Don’t Make These Mistakes When Choosing Commercial Doors and Door Hardware
Commercial doors and door hardware have typically not received much attention during the design process for new construction or renovation projects. But what goes unnoticed most often during design can become an unending chore for the operating staff to keep buildings accessible and secure.
Today the situation has changed. Commercial doors and door hardware are no longer simple, low-cost components. They are now expected to perform more functions beyond simply looking good and locking. And potential conflicts among these functions are not uncommon.
For example, safety requirements for building occupants often are in direct conflict with security requirements for the building. As a result, commercial doors and door hardware can no longer be taken for granted. Facility executives should use the same approach when evaluating door options that they apply in selecting other building systems and components.
Door and door hardware selection goes beyond simply matching components to the needs of the facility. It should also take into consideration the costs associated with maintaining what has been installed. Failure to consider maintenance requirements will result in staff spending too much time and money trying to keep doors and door hardware functioning as they are supposed to.
Consider that poorly or improperly functioning doors and door hardware can easily compromise building security and the safety of the occupants. Additionally, they can negatively impact a building’s energy use and cause damage to surrounding building components, including floors and walls.
Each of these factors should be examined for each application to determine the door’s performance level.
Facility Type: One thing to consider is the type of facility where the door is being installed. For example, commercial doors and door hardware installed in educational facilities will be subjected to an entirely different type and level of use and abuse than doors installed in a typical office or retail building.
Weight And Size Of The Door: One of the biggest mistakes involving door installation is the use of lightweight hardware on heavy weight or oversized doors. Larger and heavier doors require stronger, heavier gauge hardware if they are to stand up to even normal use.
The level of Use: Another factor that should be considered is the level of use that is expected for each door. A typical residential application might be subjected to no more than 20 cycles per day and have a service life of 30 years or more. A typical commercial application will be subjected to hundreds of cycles per day.
Environmental Factors: Doors constantly exposed to high moisture levels, such as in facilities located in coastal areas, should have finishes and hardware that are resistant to corrosion. Without proper protective finishes, doors installed in this type of environment can fail in as little as five years. Commercial door hardware that is not resistant to corrosion can stick and bind, making doors difficult to operate and eventually, damaging the door, the hardware, or both.

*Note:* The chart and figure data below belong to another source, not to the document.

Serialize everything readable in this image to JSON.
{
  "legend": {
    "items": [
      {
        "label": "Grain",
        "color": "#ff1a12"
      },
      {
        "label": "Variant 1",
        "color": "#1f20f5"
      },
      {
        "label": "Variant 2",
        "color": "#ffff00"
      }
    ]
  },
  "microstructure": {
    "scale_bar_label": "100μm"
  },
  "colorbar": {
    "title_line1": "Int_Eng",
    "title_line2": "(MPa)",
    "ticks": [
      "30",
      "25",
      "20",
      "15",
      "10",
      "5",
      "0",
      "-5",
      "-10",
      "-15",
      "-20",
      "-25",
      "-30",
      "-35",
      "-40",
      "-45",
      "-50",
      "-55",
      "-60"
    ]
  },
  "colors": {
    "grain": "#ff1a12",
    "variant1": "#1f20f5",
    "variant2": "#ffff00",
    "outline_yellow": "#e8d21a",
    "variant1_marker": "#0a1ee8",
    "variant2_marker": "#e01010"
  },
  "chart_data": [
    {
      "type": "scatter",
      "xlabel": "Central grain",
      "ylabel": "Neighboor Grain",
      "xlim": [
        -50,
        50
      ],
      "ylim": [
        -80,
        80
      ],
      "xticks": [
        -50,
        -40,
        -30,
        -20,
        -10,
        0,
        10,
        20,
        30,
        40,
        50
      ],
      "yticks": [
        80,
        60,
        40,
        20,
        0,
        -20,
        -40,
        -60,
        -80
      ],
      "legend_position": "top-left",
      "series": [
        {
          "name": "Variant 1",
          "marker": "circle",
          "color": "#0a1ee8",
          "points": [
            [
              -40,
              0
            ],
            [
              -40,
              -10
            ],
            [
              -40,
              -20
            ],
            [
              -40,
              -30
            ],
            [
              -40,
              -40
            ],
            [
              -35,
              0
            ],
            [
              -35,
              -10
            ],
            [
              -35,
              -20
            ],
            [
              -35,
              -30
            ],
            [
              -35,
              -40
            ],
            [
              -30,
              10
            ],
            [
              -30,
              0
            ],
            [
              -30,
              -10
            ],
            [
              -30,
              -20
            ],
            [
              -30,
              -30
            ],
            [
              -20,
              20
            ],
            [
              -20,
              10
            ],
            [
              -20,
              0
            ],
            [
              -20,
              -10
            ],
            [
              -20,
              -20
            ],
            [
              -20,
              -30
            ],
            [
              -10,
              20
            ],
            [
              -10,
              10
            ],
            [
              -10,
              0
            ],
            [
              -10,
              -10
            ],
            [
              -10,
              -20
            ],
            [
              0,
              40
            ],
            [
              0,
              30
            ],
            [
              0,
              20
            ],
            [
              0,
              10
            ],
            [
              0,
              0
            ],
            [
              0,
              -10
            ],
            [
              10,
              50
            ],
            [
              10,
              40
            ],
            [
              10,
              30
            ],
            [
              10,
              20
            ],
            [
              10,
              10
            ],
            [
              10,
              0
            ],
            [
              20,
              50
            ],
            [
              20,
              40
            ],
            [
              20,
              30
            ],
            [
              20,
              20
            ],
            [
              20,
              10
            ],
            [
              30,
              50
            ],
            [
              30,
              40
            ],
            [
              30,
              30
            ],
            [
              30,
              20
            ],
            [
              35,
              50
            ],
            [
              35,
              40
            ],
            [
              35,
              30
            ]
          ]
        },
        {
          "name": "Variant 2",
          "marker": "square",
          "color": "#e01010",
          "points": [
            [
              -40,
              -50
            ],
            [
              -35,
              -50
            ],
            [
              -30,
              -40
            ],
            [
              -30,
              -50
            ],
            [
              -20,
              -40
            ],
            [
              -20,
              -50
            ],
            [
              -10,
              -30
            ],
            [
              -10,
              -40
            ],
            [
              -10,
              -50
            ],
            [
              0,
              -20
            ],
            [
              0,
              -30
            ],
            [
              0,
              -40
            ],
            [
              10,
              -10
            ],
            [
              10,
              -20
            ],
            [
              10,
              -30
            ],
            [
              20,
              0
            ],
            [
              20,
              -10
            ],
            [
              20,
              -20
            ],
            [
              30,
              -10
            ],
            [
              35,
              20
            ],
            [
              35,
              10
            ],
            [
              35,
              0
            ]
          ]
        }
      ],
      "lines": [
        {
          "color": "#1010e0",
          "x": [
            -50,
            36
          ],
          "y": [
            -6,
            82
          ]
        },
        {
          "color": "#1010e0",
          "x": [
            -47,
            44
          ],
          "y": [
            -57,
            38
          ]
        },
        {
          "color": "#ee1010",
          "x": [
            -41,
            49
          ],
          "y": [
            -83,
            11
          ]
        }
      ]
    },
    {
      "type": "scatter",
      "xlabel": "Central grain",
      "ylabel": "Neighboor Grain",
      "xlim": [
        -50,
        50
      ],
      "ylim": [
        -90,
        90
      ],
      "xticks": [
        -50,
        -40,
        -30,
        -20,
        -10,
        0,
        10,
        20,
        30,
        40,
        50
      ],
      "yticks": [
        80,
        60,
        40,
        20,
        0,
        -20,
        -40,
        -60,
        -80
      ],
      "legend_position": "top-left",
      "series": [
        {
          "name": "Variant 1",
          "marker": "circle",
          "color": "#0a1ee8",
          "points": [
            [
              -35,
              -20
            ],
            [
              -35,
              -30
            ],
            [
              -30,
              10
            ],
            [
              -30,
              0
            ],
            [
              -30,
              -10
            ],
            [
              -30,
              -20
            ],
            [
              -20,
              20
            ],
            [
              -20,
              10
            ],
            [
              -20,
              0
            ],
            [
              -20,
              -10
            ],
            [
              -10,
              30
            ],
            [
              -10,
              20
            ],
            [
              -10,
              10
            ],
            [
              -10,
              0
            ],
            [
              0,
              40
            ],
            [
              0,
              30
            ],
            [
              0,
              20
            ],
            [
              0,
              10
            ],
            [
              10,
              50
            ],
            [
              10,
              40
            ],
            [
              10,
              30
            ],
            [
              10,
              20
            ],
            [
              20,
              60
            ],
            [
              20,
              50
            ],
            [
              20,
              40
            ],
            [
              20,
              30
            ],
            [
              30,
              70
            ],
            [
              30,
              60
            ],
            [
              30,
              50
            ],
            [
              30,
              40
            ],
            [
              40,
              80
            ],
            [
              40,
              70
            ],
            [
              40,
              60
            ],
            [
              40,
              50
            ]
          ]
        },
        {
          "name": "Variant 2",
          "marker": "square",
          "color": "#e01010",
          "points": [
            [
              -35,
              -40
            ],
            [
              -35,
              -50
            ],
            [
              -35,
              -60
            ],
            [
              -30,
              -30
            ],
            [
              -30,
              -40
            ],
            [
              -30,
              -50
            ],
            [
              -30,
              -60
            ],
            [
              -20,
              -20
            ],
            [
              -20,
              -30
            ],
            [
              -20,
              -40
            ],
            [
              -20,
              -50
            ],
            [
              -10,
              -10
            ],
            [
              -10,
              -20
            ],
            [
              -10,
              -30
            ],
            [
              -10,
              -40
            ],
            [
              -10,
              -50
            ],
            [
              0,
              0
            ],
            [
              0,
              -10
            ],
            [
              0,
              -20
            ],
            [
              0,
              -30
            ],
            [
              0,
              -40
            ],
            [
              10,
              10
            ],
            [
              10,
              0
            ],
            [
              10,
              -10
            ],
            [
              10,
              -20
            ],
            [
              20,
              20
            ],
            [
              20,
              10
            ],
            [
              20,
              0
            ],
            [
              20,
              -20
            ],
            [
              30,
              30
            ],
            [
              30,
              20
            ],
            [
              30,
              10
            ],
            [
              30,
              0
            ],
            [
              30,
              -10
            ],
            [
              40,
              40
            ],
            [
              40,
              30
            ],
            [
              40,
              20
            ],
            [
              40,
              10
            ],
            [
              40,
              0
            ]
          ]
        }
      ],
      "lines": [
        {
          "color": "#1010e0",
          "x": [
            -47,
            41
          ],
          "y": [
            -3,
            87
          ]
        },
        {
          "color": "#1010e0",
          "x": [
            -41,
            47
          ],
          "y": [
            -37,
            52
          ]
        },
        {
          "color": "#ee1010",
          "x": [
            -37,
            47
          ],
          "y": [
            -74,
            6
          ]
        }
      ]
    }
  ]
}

Standardization: For maintenance personnel to respond quickly to door issues, it is necessary to stock a range of repair and replacement parts. With standardization, staff can take a limited number of widely used items with them, reducing both response time and maintenance costs. Standardization of replacement hardware components will reduce the size and cost of the inventory that should be maintained and allow facility executives to maintain a minimum number of replacement components suitable for the range of applications that exist within their facility.